There is enough gospel truth in those two verses to save the whole world.
- Jesus takes our punishment.
- Jesus pays the price for our sin.
- Jesus gives us new life.
- Jesus heals our hearts.
- Jesus brings us back to God.
All that we really want and really need is found in the cross of Christ.
Jesus suffered sacrificially for you. We are to follow in His steps. He is our example. As you remember how Jesus suffered sacrificially for you on the cross think of ways you need to suffer sacrificially for others.
Conclusion / Lord’s Supper
The Lord’s Supper is not just about the death of Christ, but about the reign of Christ. Jesus died on the cross so that He could resurrect from the grave. He resurrected from the grave so that He could ascend to the Father.

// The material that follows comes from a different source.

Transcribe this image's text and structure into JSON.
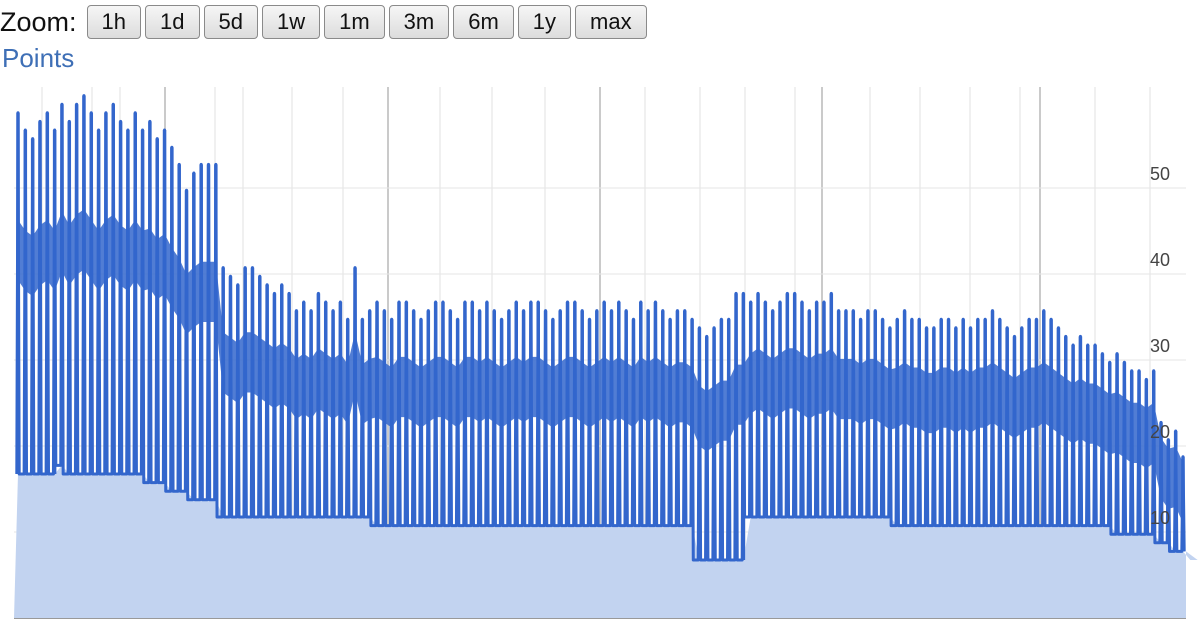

He ascended to the Father so that He could come back again for His people. “Do this in remembrance of me.”
At this time I would like the band to join me.
This morning the Lord’s Supper will be up to you. I want to encourage you to take a moment and pause and talk to God. Praise Him, thank Him, confess to Him, ask Him to help you repent of your sin and ask Him what He wants to do in your life. Talk to Him.
When the band begins to play in a moment and when you are ready, you can come up to the front to one of the tables. The bread represents His body which He sacrificed for you and the juice represents His blood he shed for you. You can receive the Lord’s Supper up here or you can take it back to your seat. It’s up to you. You can eat or drink when you are ready.
I encourage you to be in a prayerful attitude as you receive the Lord’s Supper. We are not in a hurry. Take some time and slow down. Fix your heart and mind on God this morning.
When you are done you can place the cups in the trash cans on the way out.
When the band begins to play you can begin to come and when we are done I will come back and close out our services. Band you can begin to play.